“I haven’t written my own epitaph, and I’m not sure I should. Whatever it is, I hope it will be simple, and that it will point people not to me, but to the One I served.”
(Billy Graham)
“I have read the last page of the Bible. It’s all going to turn out all right.”(Billy Graham)
Billy Graham, “America’s Pastor”, has died today at age 99. It is said that through his evangelistic crusades, radio shows, and TV programs, he reached an estimated 2.2 billion people in his lifetime. Wikipedia notes: According to his staff, more than 3.2 million people have responded to the invitation at Billy Graham Crusades to “accept Jesus Christ as their personal savior”.

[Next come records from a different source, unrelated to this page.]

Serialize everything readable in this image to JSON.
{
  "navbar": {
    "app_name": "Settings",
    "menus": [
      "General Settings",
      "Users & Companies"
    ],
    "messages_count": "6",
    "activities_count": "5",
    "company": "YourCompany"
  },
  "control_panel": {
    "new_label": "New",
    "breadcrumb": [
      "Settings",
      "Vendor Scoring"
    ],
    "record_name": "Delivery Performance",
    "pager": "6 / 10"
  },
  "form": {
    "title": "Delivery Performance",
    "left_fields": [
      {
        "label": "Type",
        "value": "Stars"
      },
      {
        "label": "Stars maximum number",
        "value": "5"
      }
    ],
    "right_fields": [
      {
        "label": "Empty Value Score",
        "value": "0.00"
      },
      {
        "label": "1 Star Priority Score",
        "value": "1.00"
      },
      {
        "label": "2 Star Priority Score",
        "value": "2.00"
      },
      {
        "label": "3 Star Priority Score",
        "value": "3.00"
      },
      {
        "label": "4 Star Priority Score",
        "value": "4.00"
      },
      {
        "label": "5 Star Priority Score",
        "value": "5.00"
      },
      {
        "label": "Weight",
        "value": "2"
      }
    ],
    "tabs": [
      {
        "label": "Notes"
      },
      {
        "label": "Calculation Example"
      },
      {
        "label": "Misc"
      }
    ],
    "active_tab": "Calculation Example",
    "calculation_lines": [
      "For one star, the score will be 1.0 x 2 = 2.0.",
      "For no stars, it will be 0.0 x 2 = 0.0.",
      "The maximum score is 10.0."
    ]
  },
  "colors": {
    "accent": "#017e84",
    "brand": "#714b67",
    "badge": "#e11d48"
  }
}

Graham was born in Charlotte, NC, and grew up on a milk farm. He became passionate about evangelism shortly after his own decision to come forward at an “altar call.” Though he had been raised Presbyterian, he switched to the Southern Baptist faith. NPR reports:
In his determination to replicate the evangelical style, Graham read the sermons of notable preachers and then practiced delivering them himself. According to his biographer, William Martin, Graham regularly closed himself in a tool shed and “preached to oil cans and lawnmowers. Or he paddled a canoe to a lonely spot on the river and called on snakes and alligators and tree stumps to repent of their sins and accept Jesus.”
He went to Wheaton college, where he met his future wife, Ruth. He briefly had a pastorate in a Baptist Church, then soon followed his passion into mass evangelism. His big break came at a tent meeting in Los Angeles. Originally scheduled for three weeks, these meetings were so popular that they were extended to eight. 350,000 people attended.
He is quoted as saying “I don’t need a successor, only willing hands to accept the torch for a new generation.” Very few of those hands will have the outsized impact that he had.